Several months ago I was confronted with a dark reality. Configuring NIC card parameters on a machine running Solaris Operating System is painful. The commands are cryptic, inconsistent across NICs and often require service interruption.
Several key engineers from Solaris and I, launched an OpenSolaris project called Brussels to fix this problem. You can find project information at http://www.opensolaris.org/os/project/brussels/
The team is in the process of reaching out to user groups and getting valuable feedback.
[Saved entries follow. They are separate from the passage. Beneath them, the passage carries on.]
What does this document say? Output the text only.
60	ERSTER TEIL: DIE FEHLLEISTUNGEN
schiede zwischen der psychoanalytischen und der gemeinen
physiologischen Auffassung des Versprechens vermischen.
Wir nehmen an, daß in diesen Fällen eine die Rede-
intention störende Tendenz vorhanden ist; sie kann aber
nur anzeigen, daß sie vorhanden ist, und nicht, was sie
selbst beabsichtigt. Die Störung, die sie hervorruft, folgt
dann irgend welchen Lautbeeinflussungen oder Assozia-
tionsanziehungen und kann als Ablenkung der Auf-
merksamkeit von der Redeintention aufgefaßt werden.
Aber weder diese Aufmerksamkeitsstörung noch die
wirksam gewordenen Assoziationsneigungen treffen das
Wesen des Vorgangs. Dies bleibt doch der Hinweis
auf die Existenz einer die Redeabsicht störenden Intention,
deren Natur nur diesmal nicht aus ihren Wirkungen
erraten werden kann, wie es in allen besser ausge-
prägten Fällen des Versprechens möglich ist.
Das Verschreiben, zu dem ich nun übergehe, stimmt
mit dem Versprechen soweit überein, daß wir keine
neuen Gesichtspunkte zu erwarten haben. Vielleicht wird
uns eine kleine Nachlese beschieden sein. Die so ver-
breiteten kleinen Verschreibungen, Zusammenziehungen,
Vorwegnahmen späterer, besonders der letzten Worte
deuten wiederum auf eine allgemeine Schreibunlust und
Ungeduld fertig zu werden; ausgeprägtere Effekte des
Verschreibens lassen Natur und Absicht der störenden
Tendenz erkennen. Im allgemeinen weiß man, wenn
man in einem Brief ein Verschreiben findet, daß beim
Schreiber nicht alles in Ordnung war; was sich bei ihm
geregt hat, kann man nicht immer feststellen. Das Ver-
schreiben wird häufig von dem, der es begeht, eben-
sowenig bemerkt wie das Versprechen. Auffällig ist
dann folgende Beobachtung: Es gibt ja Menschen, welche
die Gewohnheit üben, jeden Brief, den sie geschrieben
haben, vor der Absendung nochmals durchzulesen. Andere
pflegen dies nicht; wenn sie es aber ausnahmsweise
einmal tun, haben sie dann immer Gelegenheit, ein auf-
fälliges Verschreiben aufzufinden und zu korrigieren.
I shall make a humble attempt to increase awareness about the project by blogging about it.
An introduction to the problem of NIC configuration.
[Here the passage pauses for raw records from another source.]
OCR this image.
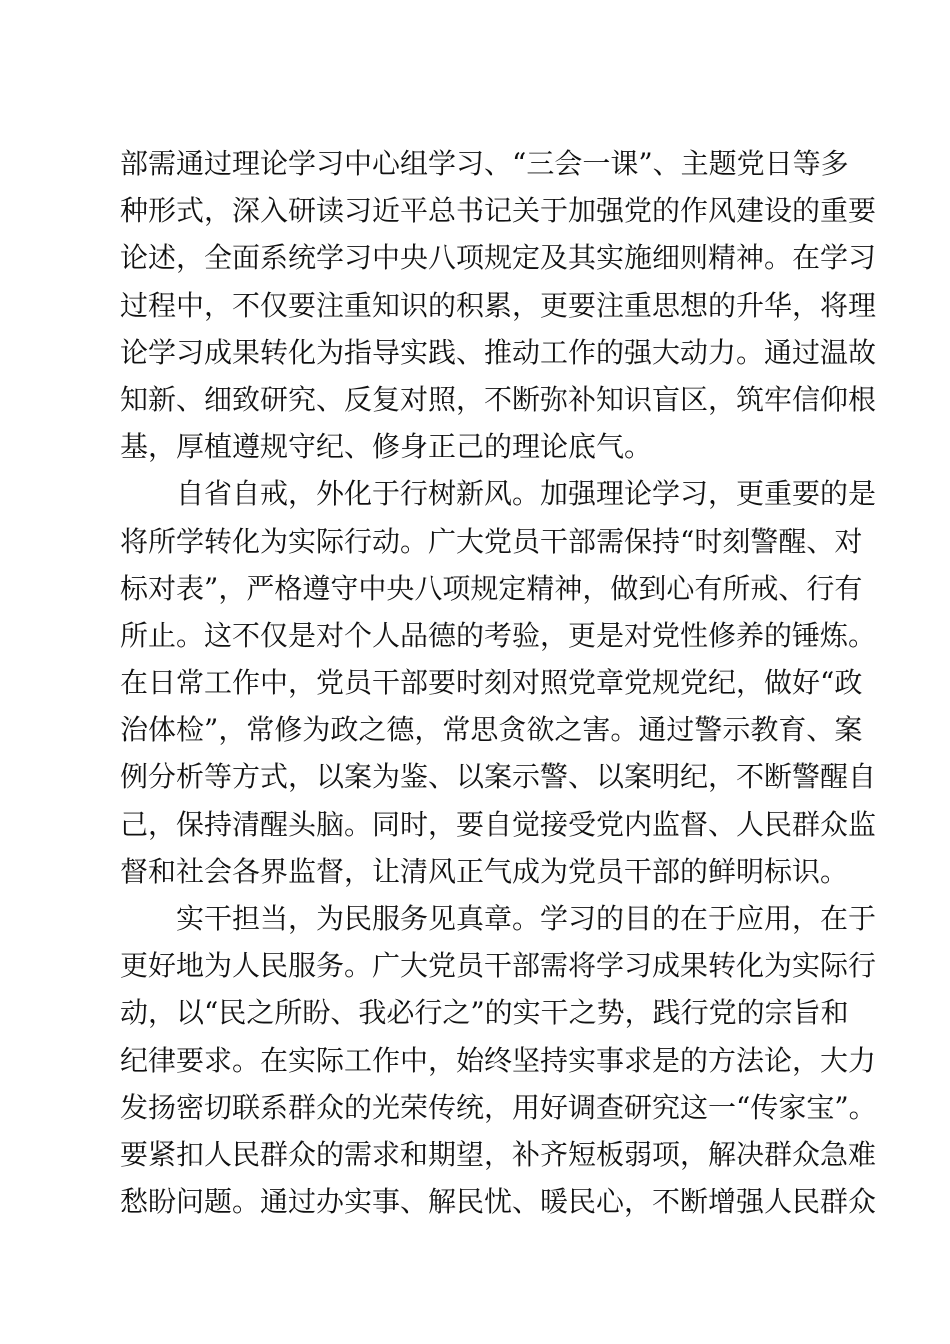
部需通过理论学习中心组学习、“三会一课”、主题党日等多
种形式，深入研读习近平总书记关于加强党的作风建设的重要
论述，全面系统学习中央八项规定及其实施细则精神。在学习
过程中，不仅要注重知识的积累，更要注重思想的升华，将理
论学习成果转化为指导实践、推动工作的强大动力。通过温故
知新、细致研究、反复对照，不断弥补知识盲区，筑牢信仰根
基，厚植遵规守纪、修身正己的理论底气。
自省自戒，外化于行树新风。加强理论学习，更重要的是
将所学转化为实际行动。广大党员干部需保持“时刻警醒、对
标对表”，严格遵守中央八项规定精神，做到心有所戒、行有
所止。这不仅是对个人品德的考验，更是对党性修养的锤炼。
在日常工作中，党员干部要时刻对照党章党规党纪，做好“政
治体检”，常修为政之德，常思贪欲之害。通过警示教育、案
例分析等方式，以案为鉴、以案示警、以案明纪，不断警醒自
己，保持清醒头脑。同时，要自觉接受党内监督、人民群众监
督和社会各界监督，让清风正气成为党员干部的鲜明标识。
实干担当，为民服务见真章。学习的目的在于应用，在于
更好地为人民服务。广大党员干部需将学习成果转化为实际行
动，以“民之所盼、我必行之”的实干之势，践行党的宗旨和
纪律要求。在实际工作中，始终坚持实事求是的方法论，大力
发扬密切联系群众的光荣传统，用好调查研究这一“传家宝”。
要紧扣人民群众的需求和期望，补齐短板弱项，解决群众急难
愁盼问题。通过办实事、解民忧、暖民心，不断增强人民群众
A popular NIC card on a Solaris machines is bge. On my test machine, the bge1 interface comes up with an Maximum Transfer Unit (MTU) of 1500:
#ifconfig -a
:
bge1: flags=201000843<UP,BROADCAST,RUNNING,MULTICAST,IPv4,CoS> mtu 1500 index 3 inet 10.10.1.2 netmask ffffff00 broadcast 10.10.1.255 ether 0:3:ba:44:3e:9b
:
This machine has 2 interfaces, bge0 and bge1. Interface bge0 interface is the "primary" interface, connected to the corporate network. On the other hand, bge1 is a private lab network.
Let
us try to do something really basic. I want to increase the MTU of
bge1 to 9000, while keeping bge0 MTU at 1500 bytes. Please note that
9000 is the frame size for Jumbo frames. Is this a simple change? On
the contrary.
Step 1:
I have to search /etc/path_to_inst for certain “magic numbers”, and then add incomprehensible mumbo-jumbo to /kernel/drv/bge.conf
Details
are available in the following conversation thread:
http://www.sunmanagers.org/pipermail/summaries/2003-December/004776.html
I need to add the following magic string to the configuration file:
name="bge" parent="/pci@0,0" unit-address="8,1" default_mtu=9000
Step 2:
I would now like to apply these changes to the interface.
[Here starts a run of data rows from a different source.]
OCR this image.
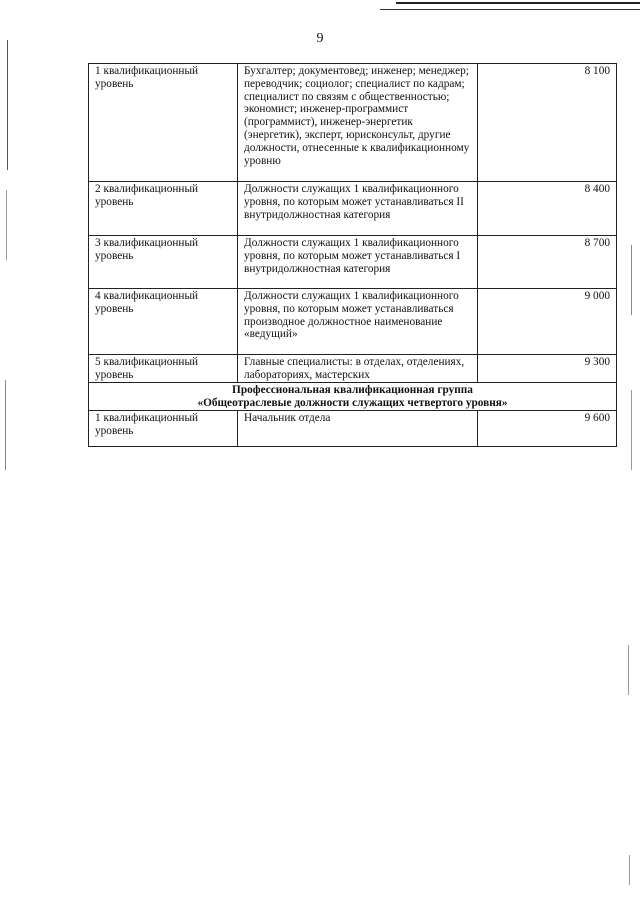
9
1 квалификационный уровень	Бухгалтер; документовед; инженер; менеджер; переводчик; социолог; специалист по кадрам; специалист по связям с общественностью; экономист; инженер-программист (программист), инженер-энергетик (энергетик), эксперт, юрисконсульт, другие должности, отнесенные к квалификационному уровню	8 100
2 квалификационный уровень	Должности служащих 1 квалификационного уровня, по которым может устанавливаться II внутридолжностная категория	8 400
3 квалификационный уровень	Должности служащих 1 квалификационного уровня, по которым может устанавливаться I внутридолжностная категория	8 700
4 квалификационный уровень	Должности служащих 1 квалификационного уровня, по которым может устанавливаться производное должностное наименование «ведущий»	9 000
5 квалификационный уровень	Главные специалисты: в отделах, отделениях, лабораториях, мастерских	9 300

Профессиональная квалификационная группа
«Общеотраслевые должности служащих четвертого уровня»		

1 квалификационный уровень	Начальник отдела	9 600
I have to first run “update_drv”. Unfortunately the update_drv(1M) man page provides some bad ( and cryptic) news. The man page says:
"Upon successfully updating the aliases, the driver binding takes effect upon reconfig boot or hotplug of the device".
The English language translation is as follows:
I have to unload the bge kernel module and then reload it. This implies that I would have to unplumb both bge0 and bge1 and then replumb/reconfigure all the network connections.
Unfortunately these steps will disrupt network services. In the real world, a system administrator would need to schedule down time to accomplish something as trivial as changing MTU size.
As if this was not painful already…If I were using ndd to configure any NIC parameters, then I would loose those settings while changing MTU size.
Brussels to the rescue!
Believe it or not, we have been inflicting this pain on our customers for several years. I am happy to say that we are finally waking up and fixing the problem. Project Brussels is a giant step in this direction.
How would Brussels configure MTU size on bge1? Here it is
#
ifconfig bge1 unplumb
#
dladm set-linkprop -p default_mtu=9000 bge1
#
ifconfig bge1 plumb 10.10.1.2/24 up
#
ifconfig bge1
bge1: flags=201000843<UP,BROADCAST,RUNNING,MULTICAST,IPv4,CoS> mtu 9000 index 4
inet 10.10.1.2 netmask ffffff00 broadcast 10.10.1.255
ether 0:3:ba:44:3e:9b
Above mentioned commands were execute from an ssh session going through the bge1 interface. The other interface (bge0) was unaffected. Moreover, new settings are automatically persisted across reboots!